Urko Gabilondo

« Nous rétablirons la sécurité des citoyens israéliens et nous gagnerons. » Le Premier ministre israélien, Benjamin Netanyahou a donné la parole à la fierté blessée d’une nation après que son personnel ait souffert Pearl Harborun choquant 11/09dont les conséquences 48 heures plus tard sont imprévisibles.

Aujourd’hui, le Premier ministre recevra le soutien du Parlement israélien, du Knesset, où le Comité de sécurité ratifiera la décision du Conseil de défense et approuvera le déclaration de l’état de guerre contre le Hamas.

C’est en cours « l’offensive, qui se poursuivra sans réserve et sans répit jusqu’à ce que les objectifs soient atteints », a déclaré le Premier ministre. États Unis, L’allié occidental traditionnel d’Israël, a annoncé une aide militaire supplémentaire, qui « est déjà en route : il s’agit d’un porte-avions, un destroyer et des munitions pour « protéger le peuple israélien ». Et d’autres aides sont annoncées « dans les prochains jours ».

Nouvelles règles du jeu

Sommes-nous au bord d’une invasion et d’une occupation de Gaza ? Depuis qu’Israël a quitté la bande de Gaza en 2005, sa stratégie défensive repose sur deux piliers : sa services de renseignement et forces armées capable de repousser les attaques périodiques lancées depuis les territoires palestiniens.

Mais l’opérationInondation d’Al Aqsa Ce samedi a changé les règles du jeu et a exposé le Mossad. Jusqu’à présent, les attaques se limitaient à des tirs de missiles, à des attaques de loups solitaires ou à des tentatives d’enlèvement.

Pour le moment, Israël évacue ses citoyens qui vivent dans les colonies les plus proches de la frontière de Gaza pour garantir leur sécurité en cas de nouvelles attaques palestiniennes et nettoyer la zone en cas d’hypothétique opération de grande envergure.

Évacuations frontalières

Il n’y a aucune intention d’évacuer les civils palestiniens de Gaza, mais Israël leur a conseillé de fuir vers le nord ou le sud de la bande car les attaques vont se poursuivre.

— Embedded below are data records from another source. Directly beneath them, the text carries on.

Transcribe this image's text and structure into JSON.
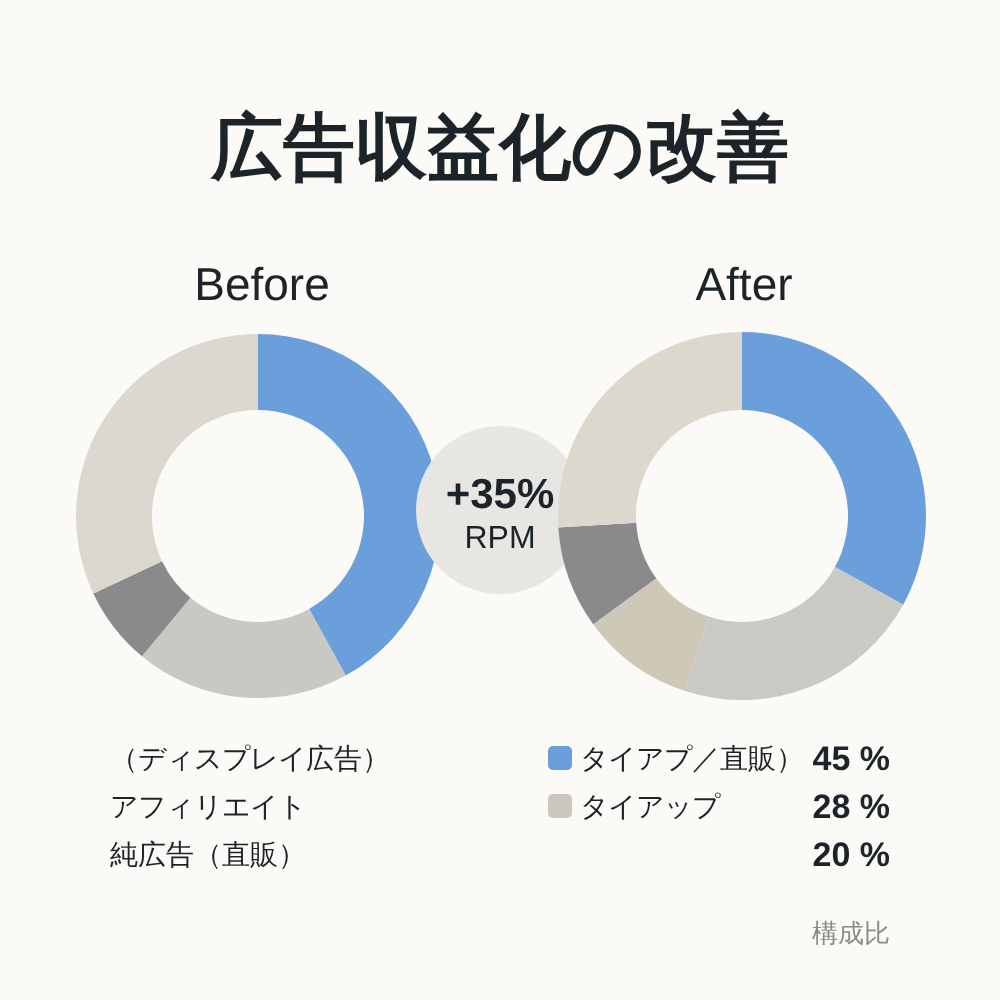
{
  "chart_data": [
    {
      "type": "other",
      "title": "広告収益化の改善"
    },
    {
      "type": "donut",
      "title": "Before",
      "categories": [
        null,
        null,
        null,
        null
      ],
      "values": [
        42,
        19,
        7,
        32
      ],
      "colors": [
        "#6a9fdb",
        "#c9c9c4",
        "#8a8a8c",
        "#dbd8cf"
      ]
    },
    {
      "type": "other",
      "annotations": [
        "+35%",
        "RPM"
      ]
    },
    {
      "type": "donut",
      "title": "After",
      "categories": [
        null,
        null,
        null,
        null,
        null
      ],
      "values": [
        33,
        22,
        10,
        9,
        26
      ],
      "colors": [
        "#6b9fdb",
        "#cacac5",
        "#cdc8b8",
        "#8a898b",
        "#dcd8ce"
      ]
    },
    {
      "type": "other",
      "annotations": [
        "（ディスプレイ広告）",
        "タイアプ／直販）",
        "45 %",
        "アフィリエイト",
        "タイアップ",
        "28 %",
        "純広告（直販）",
        "20 %",
        "構成比"
      ]
    }
  ]
}
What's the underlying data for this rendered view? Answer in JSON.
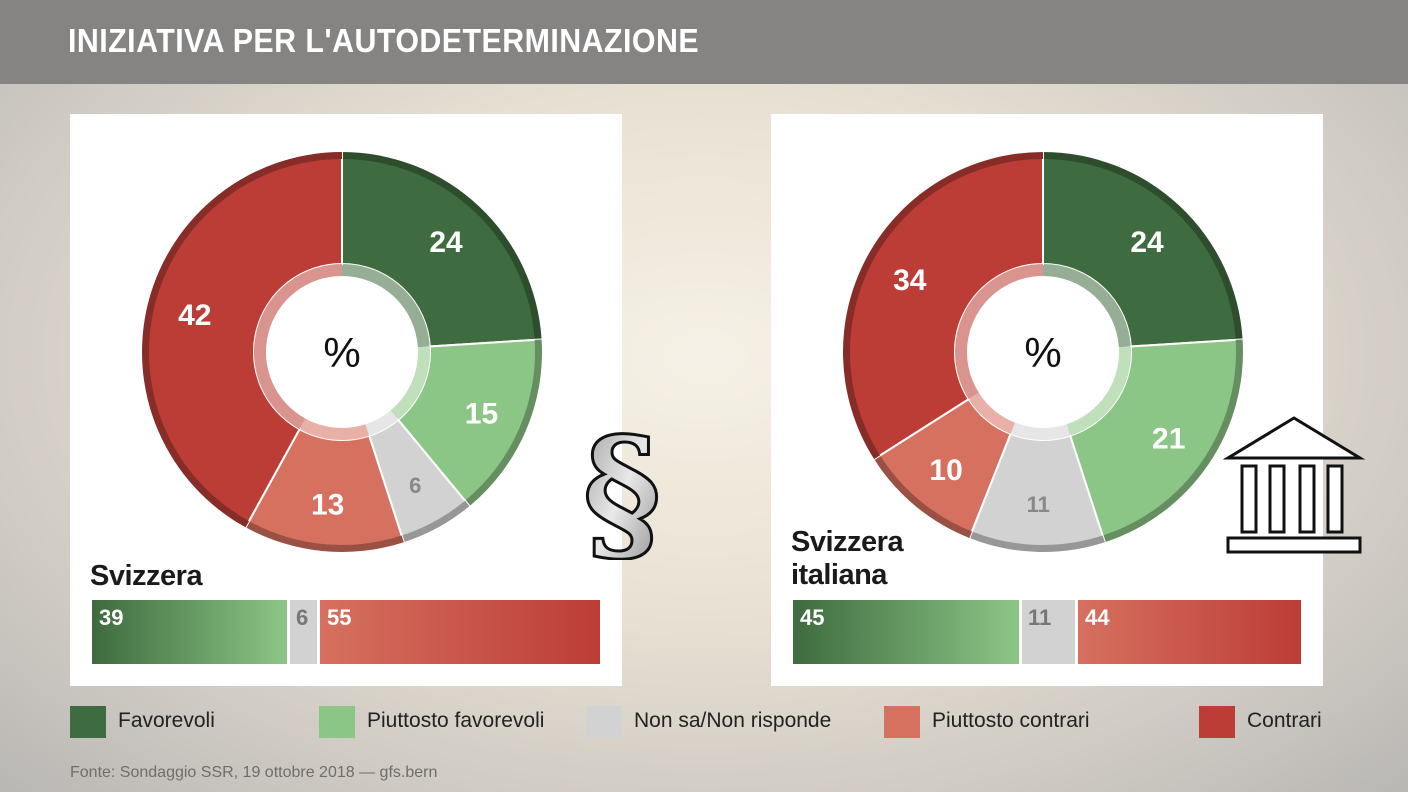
{
  "header": {
    "title": "INIZIATIVA PER L'AUTODETERMINAZIONE"
  },
  "colors": {
    "favorevoli": "#3e6b3f",
    "piuttosto_favorevoli": "#8cc686",
    "non_sa": "#d2d2d2",
    "piuttosto_contrari": "#d6705f",
    "contrari": "#bc3d36"
  },
  "icons": {
    "section": "section-sign-icon",
    "building": "parliament-building-icon"
  },
  "chart_data": [
    {
      "type": "pie",
      "title": "Svizzera",
      "center_label": "%",
      "categories": [
        "Favorevoli",
        "Piuttosto favorevoli",
        "Non sa/Non risponde",
        "Piuttosto contrari",
        "Contrari"
      ],
      "values": [
        24,
        15,
        6,
        13,
        42
      ],
      "summary_bar": {
        "labels": [
          "39",
          "6",
          "55"
        ],
        "values": [
          39,
          6,
          55
        ]
      }
    },
    {
      "type": "pie",
      "title": "Svizzera italiana",
      "title_lines": [
        "Svizzera",
        "italiana"
      ],
      "center_label": "%",
      "categories": [
        "Favorevoli",
        "Piuttosto favorevoli",
        "Non sa/Non risponde",
        "Piuttosto contrari",
        "Contrari"
      ],
      "values": [
        24,
        21,
        11,
        10,
        34
      ],
      "summary_bar": {
        "labels": [
          "45",
          "11",
          "44"
        ],
        "values": [
          45,
          11,
          44
        ]
      }
    }
  ],
  "legend": [
    {
      "label": "Favorevoli"
    },
    {
      "label": "Piuttosto favorevoli"
    },
    {
      "label": "Non sa/Non risponde"
    },
    {
      "label": "Piuttosto contrari"
    },
    {
      "label": "Contrari"
    }
  ],
  "source": "Fonte: Sondaggio SSR, 19 ottobre 2018 — gfs.bern"
}
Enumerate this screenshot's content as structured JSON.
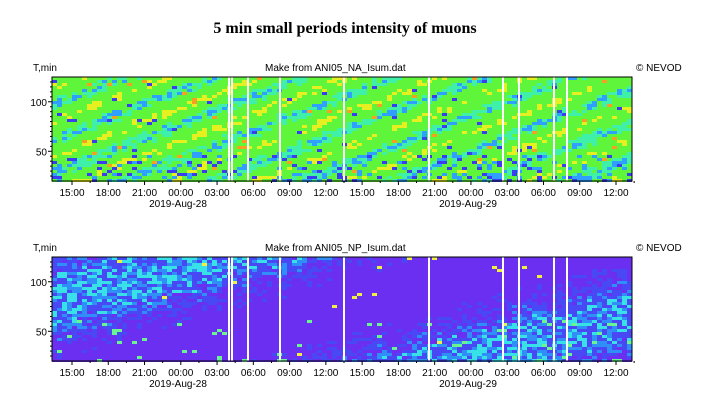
{
  "title": "5 min small periods intensity of muons",
  "chart_data": [
    {
      "type": "heatmap",
      "source_label": "Make from ANI05_NA_Isum.dat",
      "ylabel": "T,min",
      "copyright": "© NEVOD",
      "ylim": [
        20,
        125
      ],
      "yticks": [
        50,
        100
      ],
      "x_tick_labels": [
        "15:00",
        "18:00",
        "21:00",
        "00:00",
        "03:00",
        "06:00",
        "09:00",
        "12:00",
        "15:00",
        "18:00",
        "21:00",
        "00:00",
        "03:00",
        "06:00",
        "09:00",
        "12:00"
      ],
      "date_labels": [
        "2019-Aug-28",
        "2019-Aug-29"
      ],
      "palette": [
        "#2fa0ff",
        "#3ff0a8",
        "#5ff53a",
        "#e6f020",
        "#f7a020",
        "#3c3cf0"
      ]
    },
    {
      "type": "heatmap",
      "source_label": "Make from ANI05_NP_Isum.dat",
      "ylabel": "T,min",
      "copyright": "© NEVOD",
      "ylim": [
        20,
        125
      ],
      "yticks": [
        50,
        100
      ],
      "x_tick_labels": [
        "15:00",
        "18:00",
        "21:00",
        "00:00",
        "03:00",
        "06:00",
        "09:00",
        "12:00",
        "15:00",
        "18:00",
        "21:00",
        "00:00",
        "03:00",
        "06:00",
        "09:00",
        "12:00"
      ],
      "date_labels": [
        "2019-Aug-28",
        "2019-Aug-29"
      ],
      "palette": [
        "#6a2ff0",
        "#4848f5",
        "#2f8ef8",
        "#38e0e8",
        "#6af590",
        "#f0f040"
      ]
    }
  ]
}
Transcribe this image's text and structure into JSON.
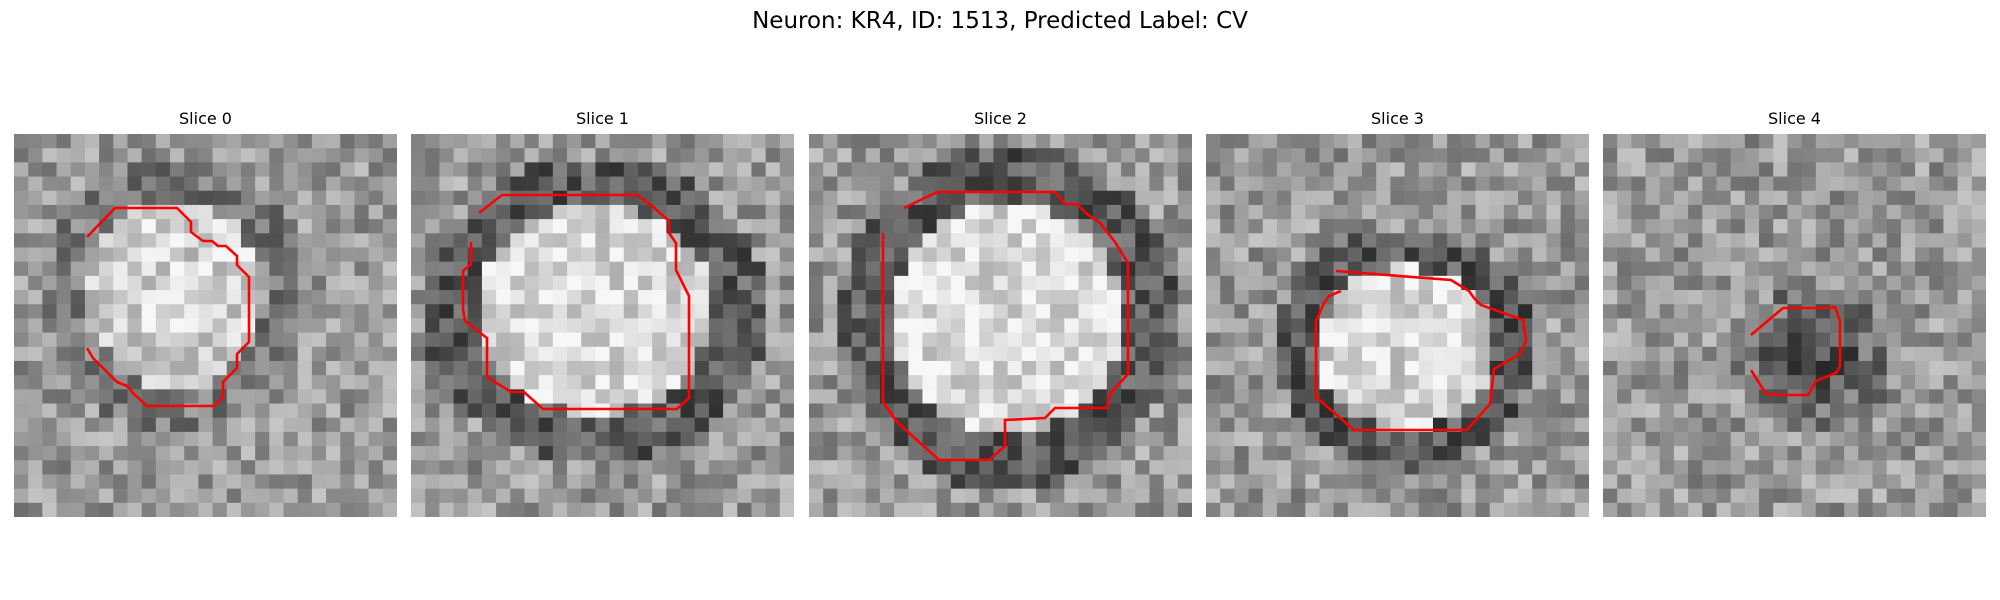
{
  "figure": {
    "title": "Neuron: KR4, ID: 1513, Predicted Label: CV"
  },
  "slices": [
    {
      "title": "Slice 0",
      "center": [
        0.42,
        0.42
      ],
      "rx": 0.27,
      "ry": 0.29,
      "inner": 0.82,
      "ring": 0.48,
      "seed": 11
    },
    {
      "title": "Slice 1",
      "center": [
        0.48,
        0.46
      ],
      "rx": 0.36,
      "ry": 0.32,
      "inner": 0.86,
      "ring": 0.36,
      "seed": 23
    },
    {
      "title": "Slice 2",
      "center": [
        0.52,
        0.48
      ],
      "rx": 0.35,
      "ry": 0.36,
      "inner": 0.86,
      "ring": 0.36,
      "seed": 37
    },
    {
      "title": "Slice 3",
      "center": [
        0.52,
        0.56
      ],
      "rx": 0.27,
      "ry": 0.25,
      "inner": 0.84,
      "ring": 0.34,
      "seed": 53
    },
    {
      "title": "Slice 4",
      "center": [
        0.54,
        0.59
      ],
      "rx": 0.17,
      "ry": 0.15,
      "inner": 0.32,
      "ring": 0.45,
      "seed": 71
    }
  ],
  "style": {
    "contour_color": "#ff0000"
  }
}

Au cours des 20 dernières années, les gouvernements israéliens successifs ont exclu d’envahir Gaza en raison de prix élevé en vies humaines, en plus du coût économique et sécuritaire ce qui implique le maintien d’une force d’occupation.

Même en sachant que le Hamas et le Jihad islamique reçoivent des financements de pays comme l’Iran, où la faiblesse d’un exécutif israélien en crise sur la réforme judiciaire controversée n’est pas négligée.

Le facteur Hezbollah

Envahir Gaza va exacerber Hezbollah encore plus. Depuis samedi, des milices libanaises financées par l’Iran attaquent à nouveau le nord d’Israël depuis le Liban. Leurs roquettes ont touché la zone de Chebaa à Radar, Zebdine et Roueissat el Aalam.

Quel rôle le Hezbollah jouerait-il face à une occupation formelle de la bande de Gaza ? En outre, Israël serait-il en mesure de maintenir un deuxième front de guerre?

Par mesure de précaution, le ministre israélien de la Défense, Yoav Gallanta activé le protocole d’évacuation des populations du nord du pays, à la frontière avec le Liban.

L’allié saoudien ?

Qu’arriverait-il aux otages

Et une dernière conséquence, qui tient les Israéliens en haleine. ¿Quel sort réservera-t-il aux civils et aux soldats kidnappés ? ce week-end si une invasion de Gaza éclatait ?

Aux mains du Hamas, les otages peuvent être un outil de négociation dont ils exerceront le poids.

Un puzzle diabolique dont le gouvernement israélien doit assembler les pièces.